Ultimately, I think solutions could be going even more upstream. For example Alissa, why does the American Beverage Association have the lobbying power to so dramatically influence our legal system in such a way that it negatively affects the lives and well-being of Americans? Certainly personal accountability and health education is necessary, but we must also hold large corporations responsible for activities like targeting children with advertisements and egregiously increasing portion sizes. This does not necessarily mean demonizing these corporations. If we can work with them, leveraging their considerable resources for the common good, we may be able to move much farther than by fighting against them. I’m thinking now about McDonalds offering healthier options on their menu, and establishing anti-obesity campaigns. What do you guys think? Is it crazy to think that we or others could stem the lobbying efforts of entities like tobacco and corporate food? How do you feel about restaurants posting calorie counts on menus? Any food policies we haven’t mentioned that you’d like to “weigh” in on?

*Views and opinions are my own

Just my own personal opinions:

Calorie Posting/Soda Ban: I definitely have a love-hate relationship with the posting of calories on menus. It's been eye-opening for me even as someone in public health--and I'm sure for others--to see that the "healthy" salad that I was ordering daily actually has more fat and calories than a hamburger (yikes!). In that way, it has helped me become more aware as a diner. I also think that it has forced some restaurants to offer healthier options and portions. Now I tend to order healthier 9/10 compared to...well, not so healthy majority of the time. So it works....right?

Not necessarily--and Rachael, I think you made a great point. Decisions should definitely be evidence-based. For me and probably others, common sense says posting calories would work....but I've seen some of the same studies that say it actually increases consumption. It'd be interesting to know what evidence is driving the banning of the sodas and other sugary drinks greater than 16 ounces. Does it make sense? Maybe...but will it have the expected effect on most people?

Education: I also like what the article that you linked to mentions putting calories into context. You have to have a baseline of knowledge to even begin to understand calories counts and nutrition facts. Who cares if the burger has 900 calories if you have no idea how many calories you should be consuming? And words like sugar-free, fat-free, low-carb, organic, gluten-free, natural, etc. = healthy in a lot of people's minds.

I think education helps, but is it really enough? 

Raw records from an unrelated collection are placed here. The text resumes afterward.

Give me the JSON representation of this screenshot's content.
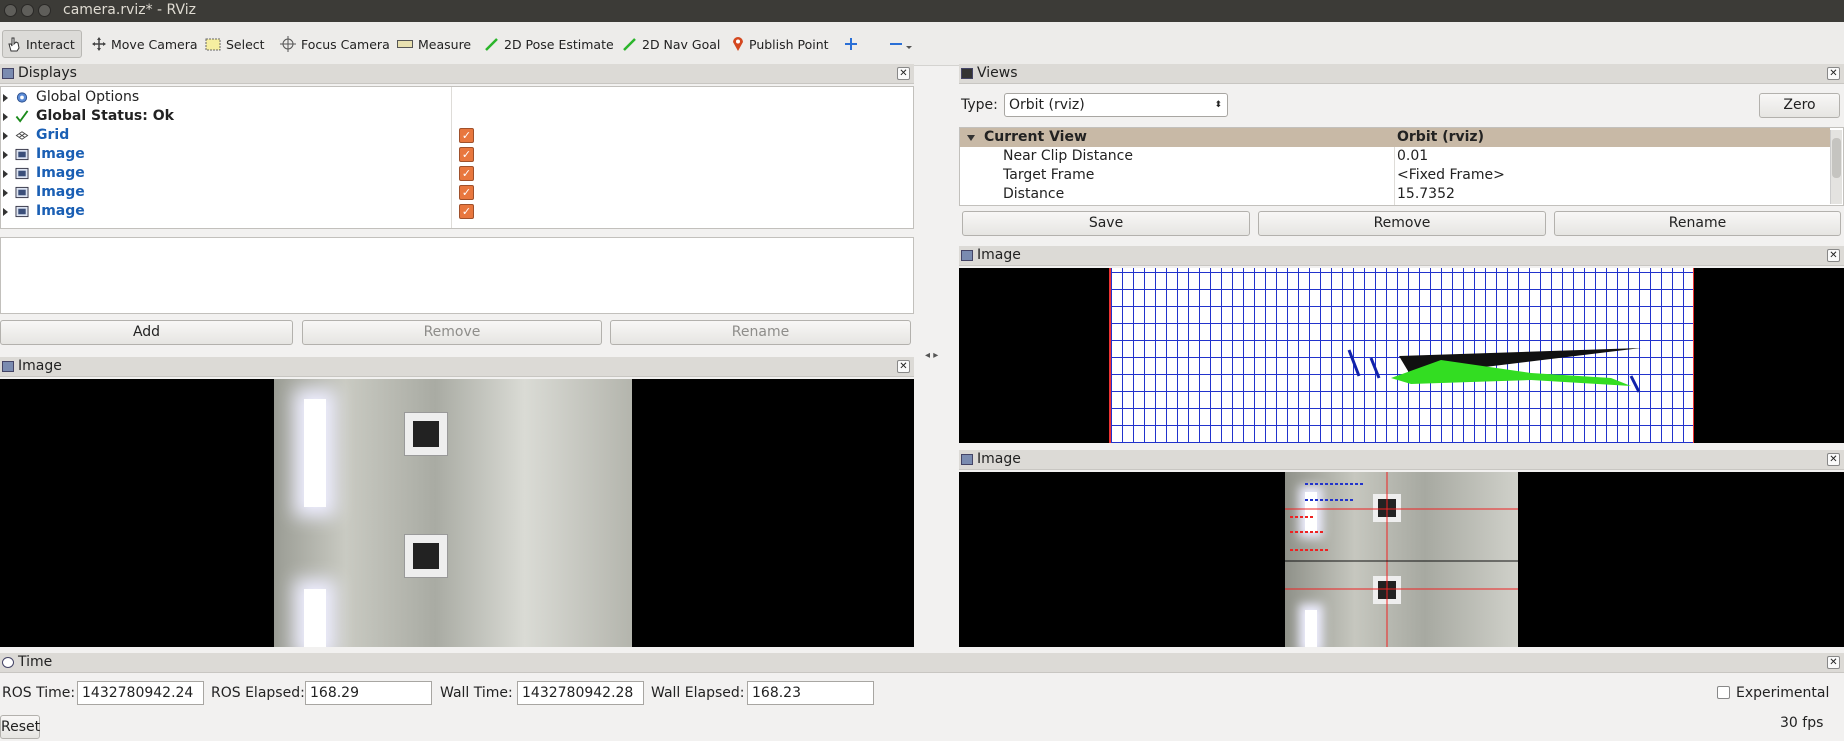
{
  "window": {
    "title": "camera.rviz* - RViz"
  },
  "toolbar": {
    "interact": "Interact",
    "move_camera": "Move Camera",
    "select": "Select",
    "focus_camera": "Focus Camera",
    "measure": "Measure",
    "pose_estimate": "2D Pose Estimate",
    "nav_goal": "2D Nav Goal",
    "publish_point": "Publish Point"
  },
  "displays": {
    "title": "Displays",
    "items": [
      {
        "label": "Global Options"
      },
      {
        "label": "Global Status: Ok"
      },
      {
        "label": "Grid",
        "checked": true
      },
      {
        "label": "Image",
        "checked": true
      },
      {
        "label": "Image",
        "checked": true
      },
      {
        "label": "Image",
        "checked": true
      },
      {
        "label": "Image",
        "checked": true
      }
    ],
    "add": "Add",
    "remove": "Remove",
    "rename": "Rename"
  },
  "image_panel_left": {
    "title": "Image"
  },
  "views": {
    "title": "Views",
    "type_label": "Type:",
    "type_value": "Orbit (rviz)",
    "zero": "Zero",
    "header_name": "Current View",
    "header_value": "Orbit (rviz)",
    "props": [
      {
        "name": "Near Clip Distance",
        "value": "0.01"
      },
      {
        "name": "Target Frame",
        "value": "<Fixed Frame>"
      },
      {
        "name": "Distance",
        "value": "15.7352"
      }
    ],
    "save": "Save",
    "remove": "Remove",
    "rename": "Rename"
  },
  "image_panel_right_top": {
    "title": "Image"
  },
  "image_panel_right_bottom": {
    "title": "Image"
  },
  "time": {
    "title": "Time",
    "ros_time_label": "ROS Time:",
    "ros_time": "1432780942.24",
    "ros_elapsed_label": "ROS Elapsed:",
    "ros_elapsed": "168.29",
    "wall_time_label": "Wall Time:",
    "wall_time": "1432780942.28",
    "wall_elapsed_label": "Wall Elapsed:",
    "wall_elapsed": "168.23",
    "experimental": "Experimental",
    "reset": "Reset",
    "fps": "30 fps"
  },
  "colors": {
    "accent_check": "#e8773e",
    "title_bg": "#3c3b37",
    "grid_line": "#2233cc"
  }
}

A little more "food for thought".. once I went to a fast food place (that I won't name) in the airport and wanted a breakfast sandwich and a cup of coffee. It cost LESS to buy a breakfast sandwich, cup of coffee, AND hash browns than the sandwich and coffee alone. The hash browns would've added nearly 300 calories to the meal. There is something wrong there. It's the culture, it's everywhere, and thus it seems unrealistic to think it could change with education alone.

That being said, I feel policies ARE a necessary component... but which ones are most appropriate and why? Based on what evidence? For me, that's really the question. 

Breaking News: Justice Milton A. Tingling Jr. of the State Supreme Court in Manhattan just invalidated NYC's ban on big sugary drinks, just one day before it was scheduled to go into effect.  You can read more on the decision here.

We're having a lively office debate on evidence - was there enough in this case, and just how much is needed to implement public health policy? How can you build the evidence-base if you're blocked form implementing and evaluating new policies? It seems like a vicious circle.  What do you think?